Direktur RSUD Taman Husada Bontang, dr. Suhardi, mengatakan bahwa pihaknya tengah melakukan pemetaan kebutuhan layanan dan fasilitas medis untuk mendukung target tersebut. Salah satu fokus utama ialah penguatan di bidang pelayanan jantung yang dinilai memiliki potensi besar untuk dikembangkan.
“Di atas Madya masih ada potensi beberapa layanan bisa jadi utama, salah satunya layanan jantung. Namun, tentu kita melihat kemampuan anggaran yang ada terlebih dahulu untuk pemenuhan alat kesehatan,” ujar dr. Suhardi.
Ia menjelaskan, pengembangan layanan dilakukan secara bertahap, dengan memperhatikan kesiapan alat kesehatan, tenaga medis spesialis, serta regulasi yang berlaku. Selain jantung, beberapa layanan lain juga tengah disiapkan agar sesuai dengan klasifikasi rumah sakit kelas Utama.
“Selain dari sisi pelayanan, kami juga terus memperbaiki sarana dan prasarana.
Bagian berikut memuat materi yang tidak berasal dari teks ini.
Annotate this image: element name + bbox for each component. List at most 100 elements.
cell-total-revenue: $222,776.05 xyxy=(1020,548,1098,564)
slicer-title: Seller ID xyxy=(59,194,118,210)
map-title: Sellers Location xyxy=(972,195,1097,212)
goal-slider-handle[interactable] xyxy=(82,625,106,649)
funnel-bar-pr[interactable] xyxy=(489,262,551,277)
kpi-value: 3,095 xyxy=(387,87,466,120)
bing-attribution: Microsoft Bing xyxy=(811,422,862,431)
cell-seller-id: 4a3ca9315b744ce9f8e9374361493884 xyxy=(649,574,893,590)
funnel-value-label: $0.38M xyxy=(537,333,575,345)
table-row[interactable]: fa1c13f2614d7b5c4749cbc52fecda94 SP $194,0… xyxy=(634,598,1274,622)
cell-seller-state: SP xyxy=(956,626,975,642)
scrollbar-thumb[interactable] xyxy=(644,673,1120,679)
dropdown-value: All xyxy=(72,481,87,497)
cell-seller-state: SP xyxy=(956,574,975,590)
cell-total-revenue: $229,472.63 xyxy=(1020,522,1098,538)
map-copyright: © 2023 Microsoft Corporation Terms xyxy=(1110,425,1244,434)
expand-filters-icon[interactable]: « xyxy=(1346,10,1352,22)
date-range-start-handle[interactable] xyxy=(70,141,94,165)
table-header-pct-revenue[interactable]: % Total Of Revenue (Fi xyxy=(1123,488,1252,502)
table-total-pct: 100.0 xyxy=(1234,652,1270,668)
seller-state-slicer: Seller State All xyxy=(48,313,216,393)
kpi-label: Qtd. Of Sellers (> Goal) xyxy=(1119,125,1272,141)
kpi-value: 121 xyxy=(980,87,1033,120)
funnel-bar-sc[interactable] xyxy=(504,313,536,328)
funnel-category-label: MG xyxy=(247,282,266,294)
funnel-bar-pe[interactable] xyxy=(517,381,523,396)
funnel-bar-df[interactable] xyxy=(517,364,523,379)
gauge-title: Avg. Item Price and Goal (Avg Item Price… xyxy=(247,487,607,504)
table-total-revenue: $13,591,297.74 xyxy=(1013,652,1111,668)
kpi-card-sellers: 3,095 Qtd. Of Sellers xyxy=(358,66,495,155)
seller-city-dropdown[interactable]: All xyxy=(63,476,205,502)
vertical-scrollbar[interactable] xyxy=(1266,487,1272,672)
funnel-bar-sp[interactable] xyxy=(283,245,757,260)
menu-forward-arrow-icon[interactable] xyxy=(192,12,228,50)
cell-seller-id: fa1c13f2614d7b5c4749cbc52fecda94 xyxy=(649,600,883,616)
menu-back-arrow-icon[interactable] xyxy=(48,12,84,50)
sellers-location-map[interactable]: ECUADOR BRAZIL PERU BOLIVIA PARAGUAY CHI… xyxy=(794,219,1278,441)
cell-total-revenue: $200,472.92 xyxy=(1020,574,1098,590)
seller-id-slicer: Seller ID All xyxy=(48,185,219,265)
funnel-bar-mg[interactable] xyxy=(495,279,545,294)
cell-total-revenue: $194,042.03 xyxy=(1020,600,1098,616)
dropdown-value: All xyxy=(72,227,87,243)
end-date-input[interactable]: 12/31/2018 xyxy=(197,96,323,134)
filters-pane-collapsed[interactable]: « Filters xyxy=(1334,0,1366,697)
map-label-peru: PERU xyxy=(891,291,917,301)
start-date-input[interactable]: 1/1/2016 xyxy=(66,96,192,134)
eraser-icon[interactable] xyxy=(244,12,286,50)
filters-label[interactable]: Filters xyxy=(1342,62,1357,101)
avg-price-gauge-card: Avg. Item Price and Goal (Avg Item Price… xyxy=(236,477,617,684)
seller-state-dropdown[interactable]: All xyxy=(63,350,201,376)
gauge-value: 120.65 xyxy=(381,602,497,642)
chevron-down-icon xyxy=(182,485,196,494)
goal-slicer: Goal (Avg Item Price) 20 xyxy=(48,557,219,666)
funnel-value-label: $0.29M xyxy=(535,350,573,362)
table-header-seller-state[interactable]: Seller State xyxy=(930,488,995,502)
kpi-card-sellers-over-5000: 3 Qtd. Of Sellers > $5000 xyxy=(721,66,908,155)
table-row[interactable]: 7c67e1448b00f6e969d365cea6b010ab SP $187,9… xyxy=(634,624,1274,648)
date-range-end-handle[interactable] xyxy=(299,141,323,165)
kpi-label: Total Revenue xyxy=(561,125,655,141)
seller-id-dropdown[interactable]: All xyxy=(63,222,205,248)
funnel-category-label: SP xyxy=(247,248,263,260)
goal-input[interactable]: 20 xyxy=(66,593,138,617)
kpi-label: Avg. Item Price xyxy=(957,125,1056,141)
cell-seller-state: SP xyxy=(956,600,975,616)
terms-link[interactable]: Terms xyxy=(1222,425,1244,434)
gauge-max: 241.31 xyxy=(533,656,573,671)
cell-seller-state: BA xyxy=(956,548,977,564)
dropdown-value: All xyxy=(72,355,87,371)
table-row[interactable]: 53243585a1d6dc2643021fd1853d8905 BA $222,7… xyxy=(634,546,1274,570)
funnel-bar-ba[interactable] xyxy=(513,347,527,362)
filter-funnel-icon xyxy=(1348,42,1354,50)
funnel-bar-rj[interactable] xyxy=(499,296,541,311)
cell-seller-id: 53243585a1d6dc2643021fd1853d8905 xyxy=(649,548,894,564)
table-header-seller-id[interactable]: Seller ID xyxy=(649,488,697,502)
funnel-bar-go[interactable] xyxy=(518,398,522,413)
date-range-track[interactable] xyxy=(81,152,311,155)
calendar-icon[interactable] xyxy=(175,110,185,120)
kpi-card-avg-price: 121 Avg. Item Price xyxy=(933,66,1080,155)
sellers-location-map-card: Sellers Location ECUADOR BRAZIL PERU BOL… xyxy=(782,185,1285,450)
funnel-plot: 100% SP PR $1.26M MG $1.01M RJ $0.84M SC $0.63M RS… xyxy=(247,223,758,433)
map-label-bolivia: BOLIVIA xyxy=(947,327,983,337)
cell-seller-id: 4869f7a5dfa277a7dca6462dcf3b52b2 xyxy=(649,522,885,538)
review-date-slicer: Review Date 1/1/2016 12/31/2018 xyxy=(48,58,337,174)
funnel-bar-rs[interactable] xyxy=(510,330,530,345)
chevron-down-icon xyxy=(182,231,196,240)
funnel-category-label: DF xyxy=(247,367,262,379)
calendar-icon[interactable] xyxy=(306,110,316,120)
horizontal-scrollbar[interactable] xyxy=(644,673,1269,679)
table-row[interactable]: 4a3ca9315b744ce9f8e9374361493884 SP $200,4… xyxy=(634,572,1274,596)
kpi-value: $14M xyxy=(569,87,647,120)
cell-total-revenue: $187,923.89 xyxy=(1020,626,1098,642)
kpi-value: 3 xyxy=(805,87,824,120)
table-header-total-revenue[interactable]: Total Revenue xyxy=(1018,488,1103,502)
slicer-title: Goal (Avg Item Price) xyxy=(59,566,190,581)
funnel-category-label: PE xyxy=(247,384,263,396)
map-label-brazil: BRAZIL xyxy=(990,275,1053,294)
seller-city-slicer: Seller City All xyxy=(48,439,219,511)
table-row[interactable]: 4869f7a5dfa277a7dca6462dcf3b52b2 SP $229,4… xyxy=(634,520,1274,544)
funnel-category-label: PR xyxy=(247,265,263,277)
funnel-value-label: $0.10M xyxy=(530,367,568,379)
Dari SDM, akan kita lengkapi sesuai kebutuhan minimal regulasi Kemenkes. Targetnya, RSUD Bontang bisa memenuhi 24 layanan standar untuk menuju kelas Utama,” tambahnya.
dr. Suhardi menekankan, peningkatan kelas rumah sakit bukan hanya soal status, tetapi juga komitmen dalam memberikan pelayanan prima kepada masyarakat. Ia berharap dukungan pemerintah dan pemangku kepentingan lainnya dapat mempercepat terwujudnya transformasi layanan kesehatan di Kota Bontang.
“Yang terpenting adalah bagaimana masyarakat mendapatkan pelayanan yang semakin baik dan berkualitas. Itu tujuan utama kami,” tutupnya.